PBMs claim they keep drug prices down and “save” the health care system billions of dollars in extracted price concessions from the pharmaceutical manufacturers. List prices are not going down. In fact, just the opposite. Just how much “savings” are PBMs accruing in price concessions from manufacturers? In 2016 it totaled nearly $130 billion and it continues to rise. (Citation: http://www.drugchannels.net/2017/06/new-data-show-gross-to-net-rebate.html)
Drug prices are not lower, insurance premiums are not lower and patient cost sharing is going up. So where are all of these “savings” going?
United Health Care (Optum Rx) is #6, CVS Caremark is #7 and Express Scripts #22 on the Fortune 500 list. Their profits are much higher than most drug manufacturers. Remember these PBMs do no research, produce no products, see no patients and take no responsibility for any harm their formularies may cause. They are only “middlemen”, very profitable middlemen.
How is this legal? Who regulates PBMs?
Many wonder how this rebate system is legal, considering it is basically kickbacks or “pay to play” that ensure medications a preferred spot on the formulary. While PBMs are protected under the “Medicare Anti-Kickback Safe Harbor” legislation, there is talk in Washington DC of removing the safe harbor protection.
The Federal Trade Commission regulates PBM in terms of anti-trust issues. They have been weak in this regard. There are four new commissioners on the FTC and perhaps this may change some of the rulings of the past. The Department of Justice has jurisdiction and will make the final decision on the recent proposed mergers of CVS Caremark & Aetna and Express Scripts & Cigna. Many think that this vertical integration of insurance companies and PBMs will only serve to make the PBM “black box” bigger and more powerful.
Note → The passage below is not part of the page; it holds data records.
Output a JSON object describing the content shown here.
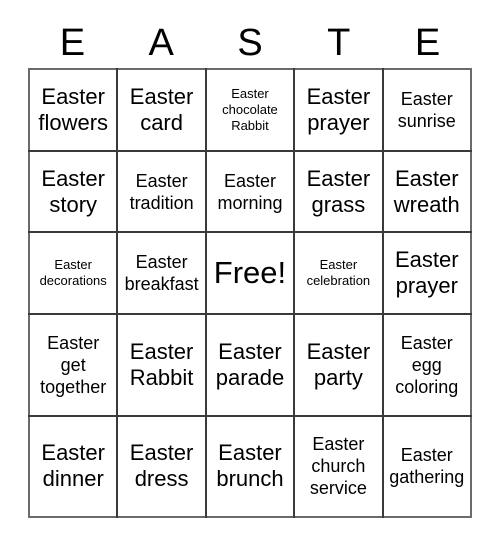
{
  "card": {
    "header_letters": [
      "E",
      "A",
      "S",
      "T",
      "E"
    ],
    "rows": [
      [
        {
          "text": "Easter flowers",
          "size": "lg"
        },
        {
          "text": "Easter card",
          "size": "lg"
        },
        {
          "text": "Easter chocolate Rabbit",
          "size": "sm"
        },
        {
          "text": "Easter prayer",
          "size": "lg"
        },
        {
          "text": "Easter sunrise",
          "size": "md"
        }
      ],
      [
        {
          "text": "Easter story",
          "size": "lg"
        },
        {
          "text": "Easter tradition",
          "size": "md"
        },
        {
          "text": "Easter morning",
          "size": "md"
        },
        {
          "text": "Easter grass",
          "size": "lg"
        },
        {
          "text": "Easter wreath",
          "size": "lg"
        }
      ],
      [
        {
          "text": "Easter decorations",
          "size": "sm"
        },
        {
          "text": "Easter breakfast",
          "size": "md"
        },
        {
          "text": "Free!",
          "size": "free"
        },
        {
          "text": "Easter celebration",
          "size": "sm"
        },
        {
          "text": "Easter prayer",
          "size": "lg"
        }
      ],
      [
        {
          "text": "Easter get together",
          "size": "md"
        },
        {
          "text": "Easter Rabbit",
          "size": "lg"
        },
        {
          "text": "Easter parade",
          "size": "lg"
        },
        {
          "text": "Easter party",
          "size": "lg"
        },
        {
          "text": "Easter egg coloring",
          "size": "md"
        }
      ],
      [
        {
          "text": "Easter dinner",
          "size": "lg"
        },
        {
          "text": "Easter dress",
          "size": "lg"
        },
        {
          "text": "Easter brunch",
          "size": "lg"
        },
        {
          "text": "Easter church service",
          "size": "md"
        },
        {
          "text": "Easter gathering",
          "size": "md"
        }
      ]
    ]
  },
  "colors": {
    "background": "#ffffff",
    "text": "#000000",
    "grid_line": "#3a3a3a",
    "grid_border": "#6b6b6b"
  }
}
States are attempting to pass “step therapy”, “non-medical switching”, and transparency PBM laws. That legislation which will cover only “non-employer” based insurance plans. Employer based plans are federally regulated under ERISA laws. Additionally, PBMs have a very powerful trade/lobbying group, Pharmaceutical Care Management Association (PCMA), that is fighting fiercely against these state efforts. PCMA rivals PhRMA in its legislative influence on state and federal levels.
PBMs have been sued by patients and manufacturers for fiduciary irresponsibility and failure to meet contract obligations. In response PBMs continually claim that they are only “middlemen” with no fiduciary responsibility to anyone but their shareholders.
We have an upside down drug supply chain where higher list priced drugs are often preferred to lower priced ones. And biosimilars, which are supposed to be the answer to the high cost of biologics, are less preferred because of their lower price. Our drug supply channel is opaque and confusing and all of the players want to keep it that way. There is nothing wrong with companies making a profit. But this goes beyond profits to “profiteering”. One thing is clear - the traditional PBM model with its rebate/price concession system is structured to prioritize the interests of PBM’s shareholders over the health of patients and the entire health care system.